Sunless in Seattle – Two Rainfall Records Smashed

Only eight sunny days since October 1, 2016

Between Oct. 1, 2016 and April 25, 2017, a whopping 44.69 inches of precipitation had been measured at Seattle-Tacoma International Airport. This toppled the previous October-through-April record for the city set just one year ago and is far, far above – almost 14 inches above  – the average for those seven months combined –  more than 44 percent above average.

What’s more, the Emerald City recorded 144 days of measurable precipitation during that period, smashing the previous record of 137 days set in both 2010-2011 and 1998-1999.

There has been at least .01 inch of precipitation at SeaTac Airport for 70 percent of the days since Oct. 1, far surpassing the roughly 53 percent of wet days in a typical October through April, according to National Weather Service 30-year average statistics.

Other parts of the West also experienced historic precipitation during this period.

Through Monday, SeaTac Airport has managed a total of eight “sunny days” – defined as a daily average sky cover of 30 percent or less – since Oct. 1.

This means that Seattle rainfall records have broken in four of the last 18 years.

And remember, Seattle just endured its coldest winter on record.

Hmmm. Is this just a coincidence, or are we beginning to see a pattern here?

8 thoughts on “Sunless in Seattle – Two Rainfall Records Smashed”

  1. Wonder if one can get use to eating seaweed and tomatoes with no flavor? My poke plants do rather well in a sunless environment but not so well in a cooler climate. May have to doze large sloping hills here for my strawberries with roofing and shoveled drainage as they only require roughly 1″ of water per week.

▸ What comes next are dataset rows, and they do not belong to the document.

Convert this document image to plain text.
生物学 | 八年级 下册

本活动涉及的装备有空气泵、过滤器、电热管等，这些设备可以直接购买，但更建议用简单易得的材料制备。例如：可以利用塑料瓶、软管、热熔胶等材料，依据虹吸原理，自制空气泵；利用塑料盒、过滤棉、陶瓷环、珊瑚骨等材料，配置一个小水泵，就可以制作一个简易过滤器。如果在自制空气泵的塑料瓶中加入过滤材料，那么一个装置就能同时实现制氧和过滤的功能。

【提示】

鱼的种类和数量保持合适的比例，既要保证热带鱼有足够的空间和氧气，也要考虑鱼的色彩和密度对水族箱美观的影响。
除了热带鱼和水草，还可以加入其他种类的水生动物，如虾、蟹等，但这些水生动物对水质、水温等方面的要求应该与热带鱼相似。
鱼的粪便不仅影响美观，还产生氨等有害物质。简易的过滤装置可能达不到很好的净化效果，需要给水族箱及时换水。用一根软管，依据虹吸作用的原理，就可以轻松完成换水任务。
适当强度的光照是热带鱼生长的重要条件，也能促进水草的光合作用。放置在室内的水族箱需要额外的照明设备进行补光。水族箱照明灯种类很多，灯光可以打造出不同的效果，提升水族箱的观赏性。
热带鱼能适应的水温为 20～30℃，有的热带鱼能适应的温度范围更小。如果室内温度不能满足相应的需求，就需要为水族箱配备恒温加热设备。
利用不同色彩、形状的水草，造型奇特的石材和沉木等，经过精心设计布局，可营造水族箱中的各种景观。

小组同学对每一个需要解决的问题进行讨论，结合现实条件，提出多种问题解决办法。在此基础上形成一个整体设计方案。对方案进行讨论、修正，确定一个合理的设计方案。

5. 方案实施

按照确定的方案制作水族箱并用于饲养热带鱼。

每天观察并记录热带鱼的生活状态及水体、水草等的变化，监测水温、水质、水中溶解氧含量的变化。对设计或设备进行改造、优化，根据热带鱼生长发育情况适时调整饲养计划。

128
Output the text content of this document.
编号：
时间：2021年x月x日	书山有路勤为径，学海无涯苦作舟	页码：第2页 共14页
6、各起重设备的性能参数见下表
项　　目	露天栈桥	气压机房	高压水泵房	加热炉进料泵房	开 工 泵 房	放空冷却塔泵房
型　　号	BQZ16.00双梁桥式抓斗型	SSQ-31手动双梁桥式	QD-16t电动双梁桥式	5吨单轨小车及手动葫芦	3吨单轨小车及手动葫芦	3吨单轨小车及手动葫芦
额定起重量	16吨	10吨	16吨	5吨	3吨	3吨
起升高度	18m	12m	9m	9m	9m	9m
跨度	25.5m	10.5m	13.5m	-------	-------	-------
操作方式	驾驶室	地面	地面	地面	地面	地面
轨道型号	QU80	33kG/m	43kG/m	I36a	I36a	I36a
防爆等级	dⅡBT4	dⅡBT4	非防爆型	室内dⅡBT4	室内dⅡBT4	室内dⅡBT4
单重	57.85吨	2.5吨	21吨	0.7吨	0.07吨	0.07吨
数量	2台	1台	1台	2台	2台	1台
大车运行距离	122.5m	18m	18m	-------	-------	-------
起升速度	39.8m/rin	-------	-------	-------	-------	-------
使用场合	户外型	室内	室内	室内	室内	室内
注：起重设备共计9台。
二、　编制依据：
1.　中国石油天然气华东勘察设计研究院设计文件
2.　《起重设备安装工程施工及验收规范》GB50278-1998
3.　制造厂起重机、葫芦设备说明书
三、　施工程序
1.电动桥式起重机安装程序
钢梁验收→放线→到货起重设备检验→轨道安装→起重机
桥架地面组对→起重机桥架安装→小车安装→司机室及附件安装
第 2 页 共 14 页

Oh well seaweed it shall be I suppose.

    Didn’t think anywhere on earth can actually get too much rain ..even rain forests have a dry season.This could be the fuel a worldwide ice sheet needs to get a foothold from the north and south poles.The link above says that climate can change from cold too much colder ..just the primer to allow ice sheets to survive through the summer.Never seen so much moisture up here n.east ..great Lakes spilling over break walls with minor storms..florida as dry as pepper.

  3. On Superior, Michigan, and Huron, we haven’t seen two-year water level increases of this magnitude” in recorded history, said Keith Kompoltowicz, a hydrologist with the U.S. Army Corps of Engineers district office in Detroit, in an interview with the CBC.
    This is an eye opening quote from this hydrologist in my opinion …in recorded history he says..there’s hundreds of years of water level recordings.Once again ..fuel for some climate enigma just around the corner.

  4. With just 8 sunny days solar power must be less productive?
    Though this area is subject to an atmospheric river from the Pacific bringing rain, the current solar minimum and resultant Svensmark effect will engender rain worldwide which can only further complicate the viability of the troubled alternative energy sector.

  5. The moisture going into the Northwest is not that unusual, yes record breaking, but not by that much. The moisture going into the Southwest is not that unusual, yes record breaking.

    What is totally unusual is for Washington, California, and Oregon to be receiving record breaking moisture at the same time.